M. le ministre de la
guerre a fait, il est vrai, quelques réductions dans son budget. Mais ce que je
regrette, c'est que ces réductions n'aient pas profité à l'armée elle-même. Si
M. le ministre de la guerre avait fait ces réductions, pour améliorer, par
exemple, le matériel, et entre autres le matériel de l'artillerie (si je suis
bien informé, ce matériel est jusqu'à un certain point défectueux, suffisant),
alors, messieurs, j'aurais applaudi à ces réductions, j'y aurais vu un nouvel
avantage pour l'armée, j'y aurais vu une véritable amélioration. Mais je dois
le dire, les réductions faites par M. le ministre de la guerre ne profilent pas
à l'institution même de l'armée ; ce n'est qu'un transfert d'un article à
l'autre.
Je trouve, dans l'exposé
des motifs du budget de la guerre, une première réduction qui consiste à
enlever aux grenadiers des douze régiments de ligne les trois centimes de solde
supplémentaire qu'ils reçoivent au-delà de la solde des voltigeurs ; on les met
sur le même pied que les voltigeurs ; on a pu avoir de bonnes raisons pour
cette réduction, mais le budget n'en profite pas. Voici comment on a opéré :
Il y a environ 1,600
grenadiers de ligne ; la suppression de trois centimes, faite au détriment des
grenadiers des douze régiments de ligne, profite à tous les hommes du régiment
qui se trouve à Bruxelles en garnison permanente ; on enlève trois centimes aux
grenadiers des régiments de ligne, mais on élève à six centimes la solde
supplémentaire dont jouissent tous les hommes qui appartiennent au régiment
d'élite.
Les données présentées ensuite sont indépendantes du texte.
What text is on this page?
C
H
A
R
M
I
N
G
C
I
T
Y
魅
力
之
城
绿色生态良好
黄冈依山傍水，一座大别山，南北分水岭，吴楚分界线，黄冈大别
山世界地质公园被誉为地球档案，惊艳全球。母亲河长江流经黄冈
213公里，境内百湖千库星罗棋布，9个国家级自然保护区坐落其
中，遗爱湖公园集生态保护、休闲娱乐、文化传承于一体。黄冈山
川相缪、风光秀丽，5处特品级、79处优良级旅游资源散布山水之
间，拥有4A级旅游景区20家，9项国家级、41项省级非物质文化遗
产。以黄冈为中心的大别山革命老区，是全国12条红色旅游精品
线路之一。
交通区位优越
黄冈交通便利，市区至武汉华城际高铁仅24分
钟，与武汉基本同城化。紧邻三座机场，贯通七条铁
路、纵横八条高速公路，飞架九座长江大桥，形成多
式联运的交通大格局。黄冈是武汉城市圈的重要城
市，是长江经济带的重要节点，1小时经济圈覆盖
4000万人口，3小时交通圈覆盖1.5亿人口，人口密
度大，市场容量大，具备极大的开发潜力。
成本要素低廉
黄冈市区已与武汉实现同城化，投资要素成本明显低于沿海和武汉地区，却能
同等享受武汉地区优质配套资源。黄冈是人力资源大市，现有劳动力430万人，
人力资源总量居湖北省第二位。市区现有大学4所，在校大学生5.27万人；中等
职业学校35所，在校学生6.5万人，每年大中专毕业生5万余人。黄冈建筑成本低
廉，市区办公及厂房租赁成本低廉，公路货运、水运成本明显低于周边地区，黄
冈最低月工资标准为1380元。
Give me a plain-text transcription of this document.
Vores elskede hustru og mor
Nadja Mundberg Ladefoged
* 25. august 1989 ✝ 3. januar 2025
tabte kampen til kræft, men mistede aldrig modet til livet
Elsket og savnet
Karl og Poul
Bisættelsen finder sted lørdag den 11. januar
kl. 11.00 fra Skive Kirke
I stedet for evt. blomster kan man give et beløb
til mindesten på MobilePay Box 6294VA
Je ne vois pas trop en quoi le budget de la guerre se trouve amélioré
par là. (Interruption.)
On dit que les soldats du
régiment d'élite ont beaucoup plus de dépenses à faire à Bruxelles ; que le
service y est plus rigoureux et qu'ils usent plus leurs vêtements ; cela est
possible, mais cette considération s'appliquerait, me semble-t-il, aux soldats
des autres régiments en garnison à Bruxelles, ils ont les mêmes services à
rendre, et cependant on ne leur donne pas ce supplément de solde.
Du reste, si cette
observation est juste, elle serait peut-être plus applicable encore à messieurs
les officiers qu'aux soldats, car les officiers qui sont en garnison permanente
à Bruxelles, ont dans cette position des charges que n'ont pas les officiers
des autres garnisons.
Ainsi donc, s'il est
reconnu indispensable d'améliorer la solde des soldats d'élite, je crois que
par là même, sous peine d'être inconséquent, il faudrait améliorer la solde des
officiers.
II y a une seconde
observation ; et ici déjà l'on touche à ce que, dans mon opinion, on aurait dû
respecter malgré la situation ; on touche indirectement à la solde du soldat.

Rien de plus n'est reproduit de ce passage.